Latency vs Bandwidth vs Throughput

intermediate latency bandwidth throughput performance rtt networking

Latency, bandwidth, and throughput sound similar. They’re not. Mixing them up is the root cause of half the “why is my app slow” debates.

Definitions

  • Latency — how long it takes for one packet to travel from A to B. Measured in milliseconds.
  • Bandwidth — the theoretical maximum capacity of the link. Measured in bits per second.
  • Throughput — the actual rate of data we observe end to end. Always ≤ bandwidth.

The Highway Analogy

Imagine a highway between two cities.

  • Bandwidth = the number of lanes. More lanes = more cars can travel in parallel.
  • Latency = how long it takes one car to drive from city A to city B. Fixed by speed and distance.
  • Throughput = how many cars actually arrive per minute. Depends on lanes, speed limit, traffic jams, accidents.

A 16-lane highway (high bandwidth) with a 5-hour drive (high latency) still delivers a lot of cars per hour because the lanes are wide. But if all the lanes are jammed, throughput drops to a trickle.

Why Low Bandwidth + Low Latency ≠ High Throughput

Throughput is bounded by both plus the protocol overhead. TCP, for example, requires acknowledgments. The sender can only send a “window” of unacknowledged data, then must wait for an ACK before sending more.

That window divided by the round-trip time gives us the maximum effective throughput, no matter how big the pipe is.

Throughput ~= Window Size / RTT

If we have 1 Gbps of bandwidth but 200 ms RTT and a 64 KB window, throughput is capped around:

64 KB / 0.2 s = 320 KB/s ~= 2.5 Mbps

Even though the link can do 1000 Mbps. This is the long fat pipe problem.

Bandwidth-Delay Product (BDP)

BDP = bandwidth × RTT. It tells us how much data is “in flight” at any moment.
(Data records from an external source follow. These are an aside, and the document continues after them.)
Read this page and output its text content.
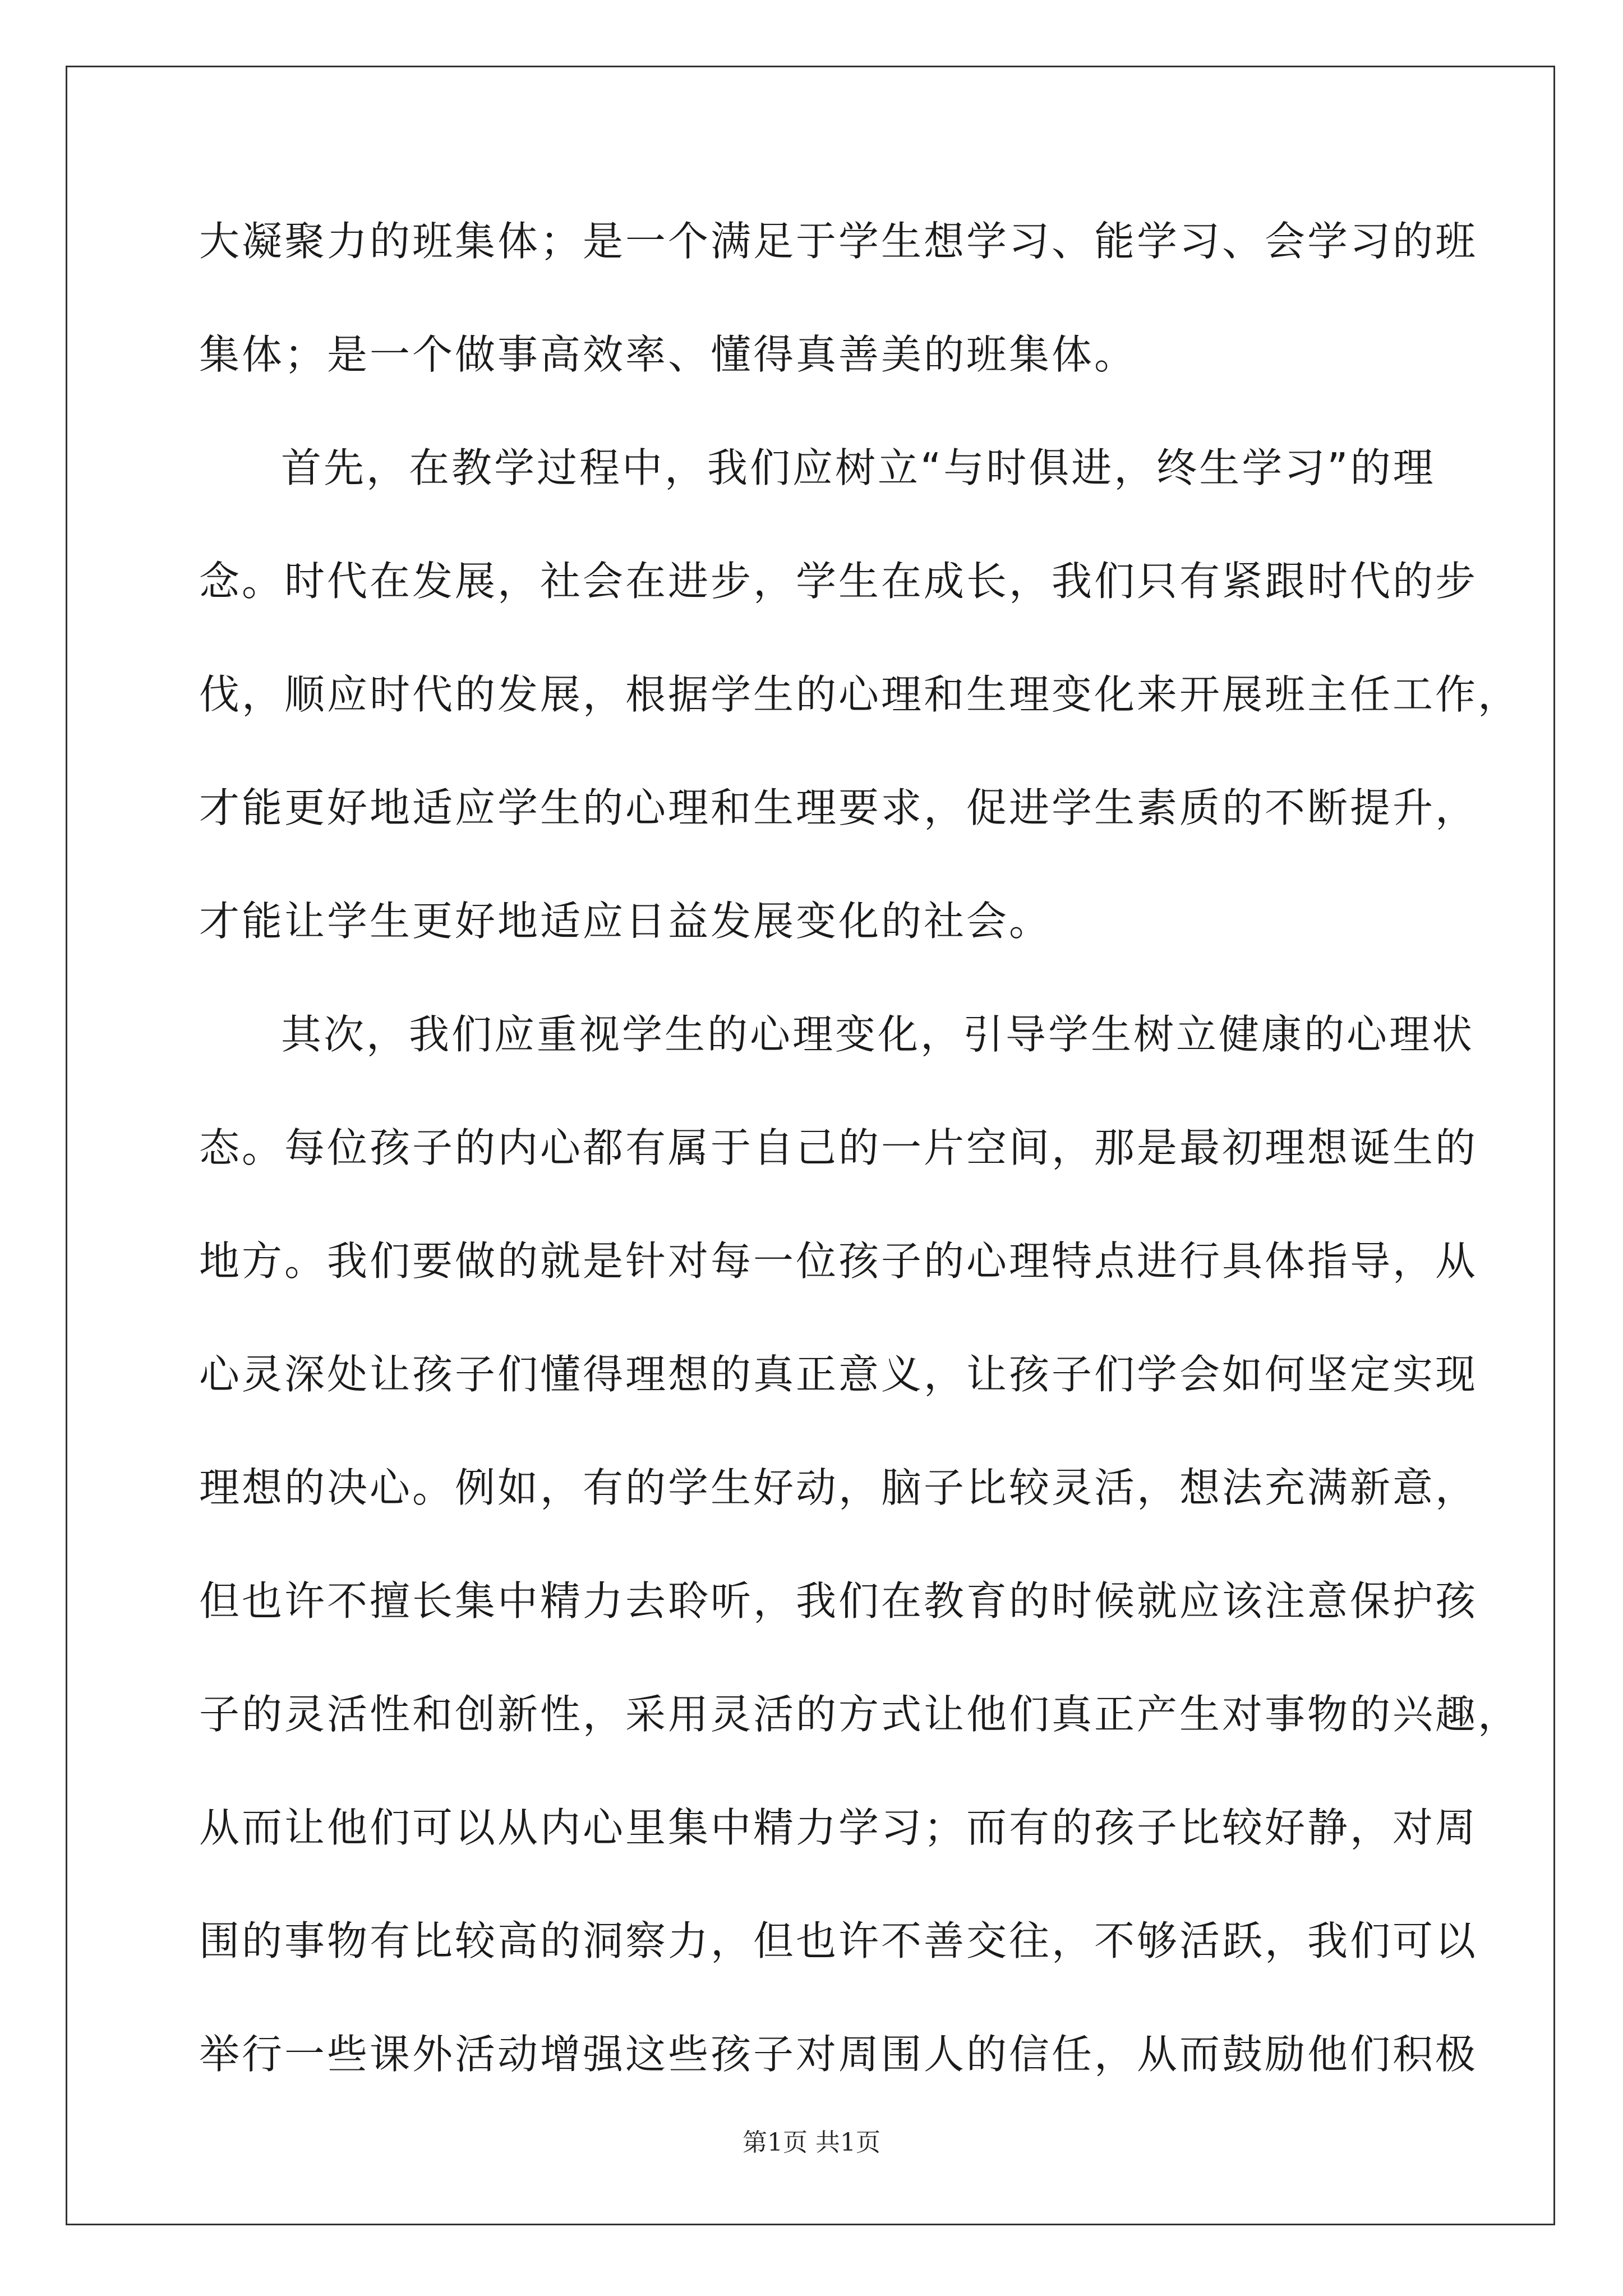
大凝聚力的班集体；是一个满足于学生想学习、能学习、会学习的班
集体；是一个做事高效率、懂得真善美的班集体。
首先，在教学过程中，我们应树立“与时俱进，终生学习”的理
念。时代在发展，社会在进步，学生在成长，我们只有紧跟时代的步
伐，顺应时代的发展，根据学生的心理和生理变化来开展班主任工作，
才能更好地适应学生的心理和生理要求，促进学生素质的不断提升，
才能让学生更好地适应日益发展变化的社会。
其次，我们应重视学生的心理变化，引导学生树立健康的心理状
态。每位孩子的内心都有属于自己的一片空间，那是最初理想诞生的
地方。我们要做的就是针对每一位孩子的心理特点进行具体指导，从
心灵深处让孩子们懂得理想的真正意义，让孩子们学会如何坚定实现
理想的决心。例如，有的学生好动，脑子比较灵活，想法充满新意，
但也许不擅长集中精力去聆听，我们在教育的时候就应该注意保护孩
子的灵活性和创新性，采用灵活的方式让他们真正产生对事物的兴趣，
从而让他们可以从内心里集中精力学习；而有的孩子比较好静，对周
围的事物有比较高的洞察力，但也许不善交往，不够活跃，我们可以
举行一些课外活动增强这些孩子对周围人的信任，从而鼓励他们积极
第1页 共1页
BDP = 1 Gbps * 100 ms = 1e9 bits/s * 0.1 s = 1e8 bits = 12.5 MB

If our TCP window is smaller than BDP, we can’t fill the pipe. Modern TCP uses window scaling (RFC 7323) to grow the window beyond the original 64 KB cap.

RTT — Round-Trip Time

The time for a packet to go to a host and come back. Measured by ping.

# Measure RTT to a server
ping -c 5 google.com

# Continuous monitoring with jitter
mtr google.com

Typical RTTs:

  • Same datacenter: < 1 ms
  • Same city: 5-10 ms
  • Cross-country (US): 50-80 ms
  • Cross-continent: 100-200 ms
  • Satellite (GEO): 600+ ms

Why Latency Matters Even When Bandwidth Is Huge

Loading a page often means dozens of small HTTP requests in serial — DNS, TLS handshake, fetch HTML, fetch CSS, fetch JS, etc. Each one pays the RTT cost.

A 100 ms RTT × 10 sequential requests = 1 second of pure waiting, regardless of bandwidth. That’s why CDNs (low latency) often matter more than upgrading the connection (high bandwidth).

This is also why HTTP/2 multiplexing and HTTP/3 (over QUIC) save time — they parallelize the round trips.

Latency Hierarchy (Approximate)

L1 cache          0.5 ns
L2 cache          5 ns
RAM               100 ns
SSD read          150 us
HDD seek          10 ms
Network LAN       0.5 ms
Network WAN       50-150 ms
Mobile (4G/5G)    30-50 ms

Notice the 5-7 orders of magnitude between RAM and a typical WAN round trip. That’s why caching matters so much.

Measuring Throughput

# iperf3 - the standard tool for measuring real throughput
# On the server
iperf3 -s
# On the client
iperf3 -c server.example.com -t 30

iperf3 reports actual achievable throughput. Compare with the link’s advertised bandwidth — the gap is overhead, congestion, and protocol limits.

Interview Tip

If asked “would you rather have 10x bandwidth or 1/10 latency?” — for most user-facing workloads (web pages, APIs, gaming), lower latency wins. Bandwidth helps with bulk transfers (video streaming, backups). Always tie the answer to the workload.